Monday 4 May 2015

The Book of Welcome

You know it was a long time before I felt welcome in my life. I am not sure whether I do now. That horrible feeling, you know, like you've poured Drano down your gut, and you are writhing with the pain and the ache and the sheer horribleness of the unwelcome.

Well, guess what....Anne Lamott writes about this in her book Small Victories, which I bought in New York and finished, oh I don't know, in Boston? Anyway, here is an excerpt. As always, I recommend that you buy the book. She's worth reading.


There must have been a book - way down there in the slush pile of manuscripts - that somehow slipped out of the final draft of the Bible. That would have been the chapter that dealt with how we're supposed to recover from the criticism section in the Garden, and discover a sense that we're still welcome on the planet. there are moments in Scripture when we hear that God delights in people, and I am incredulous. But they are few and far between. Perhaps cooler heads determined that too much welcome would make sissies out of us all, and chose instead accounts of the ever popular slaughter, exile, and shame.
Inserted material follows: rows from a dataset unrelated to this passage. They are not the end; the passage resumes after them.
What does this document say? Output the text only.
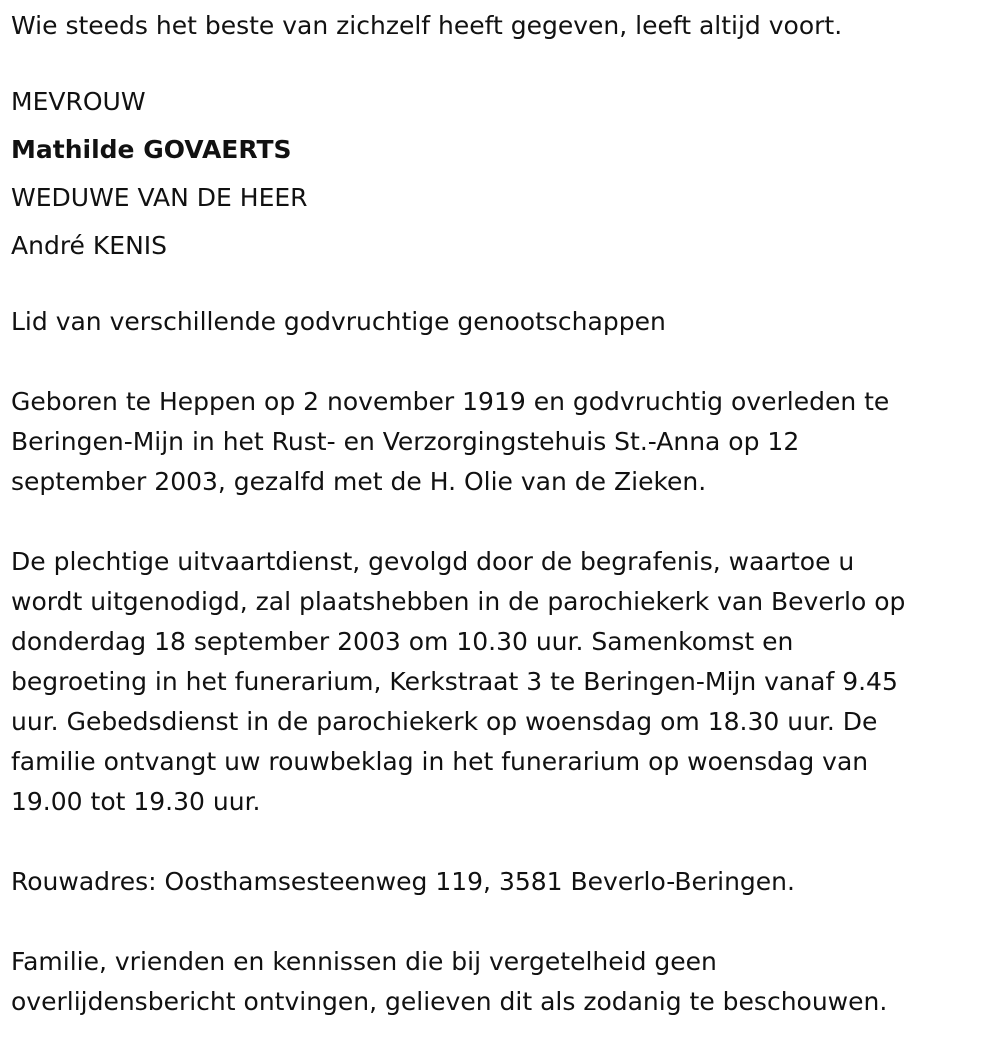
Wie steeds het beste van zichzelf heeft gegeven, leeft altijd voort.
MEVROUW
Mathilde GOVAERTS
WEDUWE VAN DE HEER
André KENIS
Lid van verschillende godvruchtige genootschappen
Geboren te Heppen op 2 november 1919 en godvruchtig overleden te
Beringen-Mijn in het Rust- en Verzorgingstehuis St.-Anna op 12
september 2003, gezalfd met de H. Olie van de Zieken.
De plechtige uitvaartdienst, gevolgd door de begrafenis, waartoe u
wordt uitgenodigd, zal plaatshebben in de parochiekerk van Beverlo op
donderdag 18 september 2003 om 10.30 uur. Samenkomst en
begroeting in het funerarium, Kerkstraat 3 te Beringen-Mijn vanaf 9.45
uur. Gebedsdienst in de parochiekerk op woensdag om 18.30 uur. De
familie ontvangt uw rouwbeklag in het funerarium op woensdag van
19.00 tot 19.30 uur.
Rouwadres: Oosthamsesteenweg 119, 3581 Beverlo-Beringen.
Familie, vrienden en kennissen die bij vergetelheid geen
overlijdensbericht ontvingen, gelieven dit als zodanig te beschouwen.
The welcome book would have taught us that power and signs of status can't save us, that welcome - both offering and receiving - is our source of safety. Various chapters and verses of this book would remind us that we are wanted and even occasionally delighted in, despite the unfortunate truth that we are greedy-grabby, self-referential, indulgent, overly judgemental, and often hysterical.

Somehow that book went "missing." Or when the editorial board of bishops pored over the canonical lists from Jerusalem and Alexandria, they arbitrarily nixed the book that states unequivocally that you are wanted, even rejoiced in.

We have to write that book ourselves.